In other news, it’s “just a known fact” that the world is flat and that the sun revolves around the earth.  But here’s the difference – the earth isn’t offended because of faulty assumptions about it.  It just keeps on being (roughly) spherical, rotating and orbiting around the sun and generally being its bad self.  It’s one of the perks of being, oh I dunno, a planet that doesn’t have to actually interact with people to do its job.

But when you make assumptions about my husband, you hurt his ability to be an effective parent.  You question everything he does and you tell him he’s wrong just because he’s a stepdad, you don’t just hurt him.  You also hurt me, because I need him to be effective in his role in order for me to be effective in my role as a provider and breadwinner.  You also hurt my children, because they see that it’s okay to treat their dad like that, and because you tell them that he’s not “really” their dad, despite the fact that he’s a better dad than the person you would consider the “real” dad.

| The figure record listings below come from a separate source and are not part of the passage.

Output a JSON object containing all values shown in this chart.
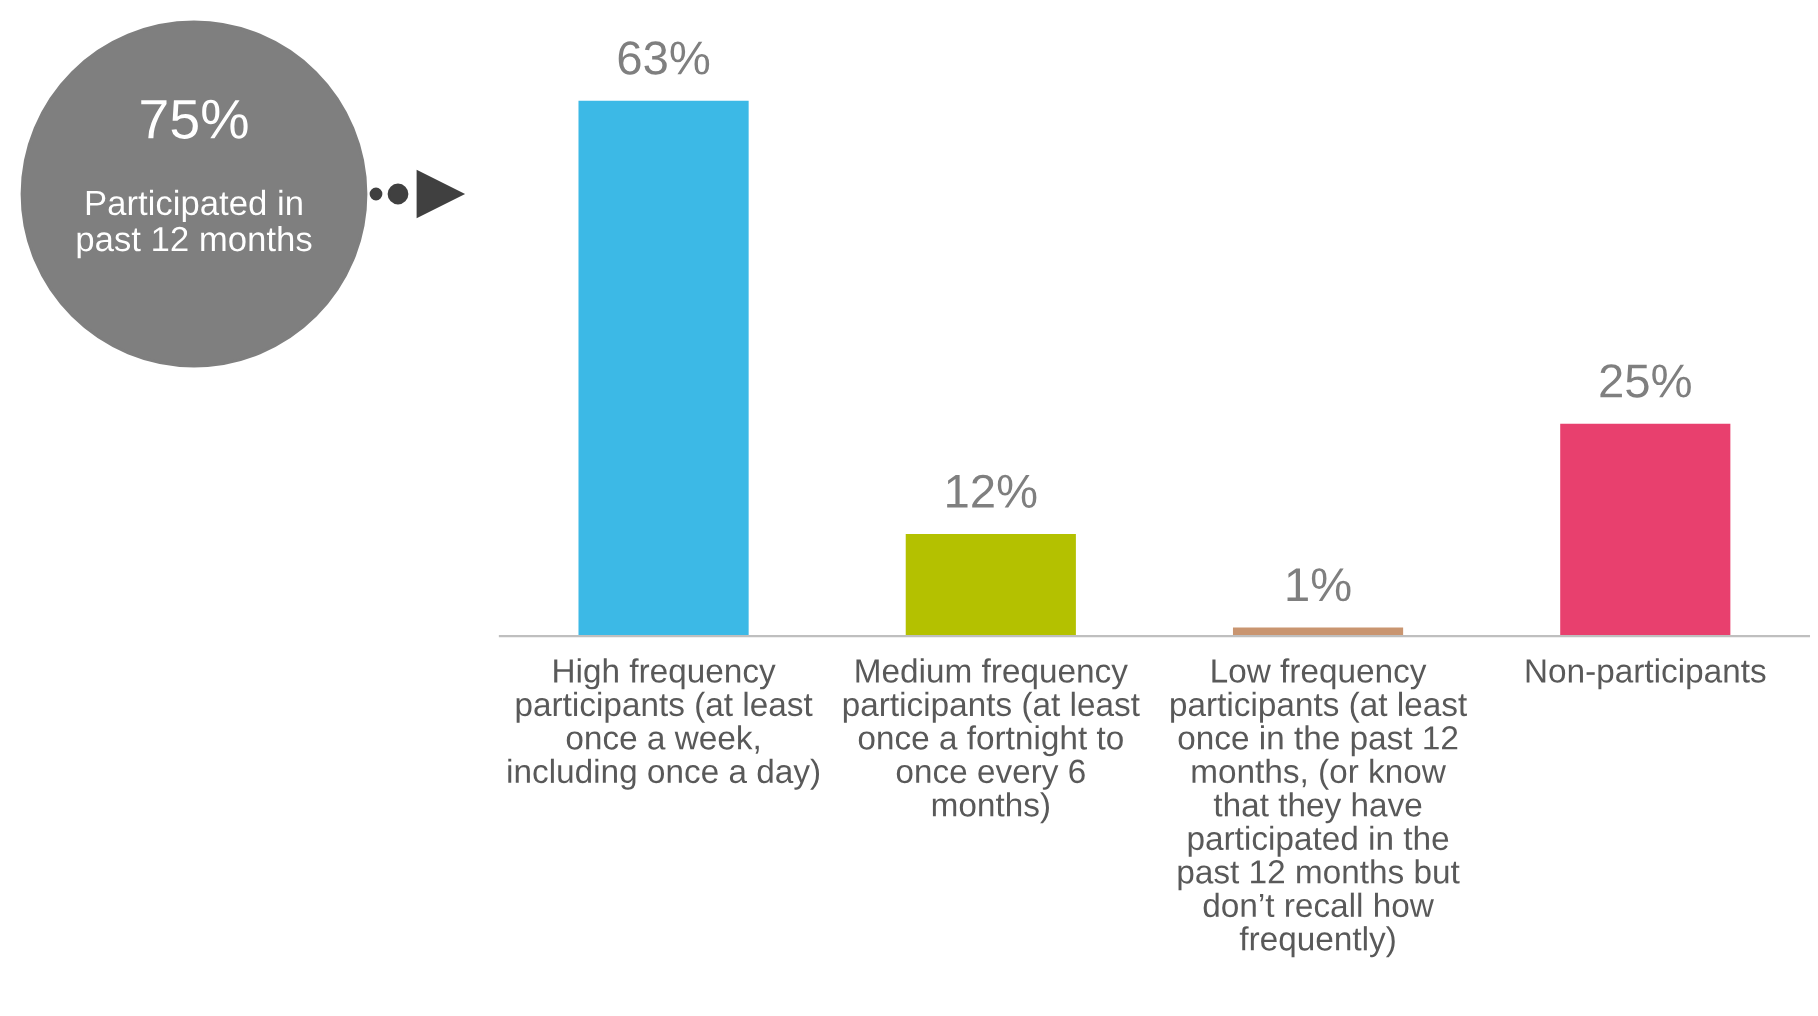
{
  "chart_data": {
    "type": "bar",
    "categories": [
      "High frequency participants (at least once a week, including once a day)",
      "Medium frequency participants (at least once a fortnight to once every 6 months)",
      "Low frequency participants (at least once in the past 12 months, (or know that they have participated in the past 12 months but don’t recall how frequently)",
      "Non-participants"
    ],
    "values": [
      63,
      12,
      1,
      25
    ],
    "colors": [
      "#3cb9e6",
      "#b4c100",
      "#c99570",
      "#e8406e"
    ],
    "value_labels": [
      "63%",
      "12%",
      "1%",
      "25%"
    ],
    "annotations": [
      "75%",
      "Participated in past 12 months"
    ]
  }
}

No one questions my ability to be a parent.  Because I’m female.  Because I’m their mother.  As if there’s some something magical in my ovaries that grants me the ability to be a parent.  Here’s a clue:  you know why I’m a good mother?  Because I have actively worked at doing things a good mother does every day for the past 12 years.  Practice makes perfect – THAT is what makes me a good mother.  And I get lots of practice.  But here’s the thing – my husband has had a lot of practice being a dad.  It has been his full-time job for over 6 years now.  He knows what he’s doing and I trust him.

How dare you assume that you’re going to have a different conversation with her mother?  How dare you assume that he and I didn’t decide things together as her parents and caretakers?  What kind of an idiot rants and raves about the supposed limits of men’s capabilities and then verbally skewers the embodiment of the person who is better than apparently every man they have known?

I have a radical idea – how about we interact with people as individuals instead of judging them on what’s between their legs?  Never ranted about that before or anything.

(*) I have always thought the term “feminazi” has a lovely ring to it, ever since I heard it on Rush Limbaugh’s radio show as a kid, and I will probably never retire it.

(**) I’m not supposed to know about this, so SHHHHHH!!! Don’t tell my husband.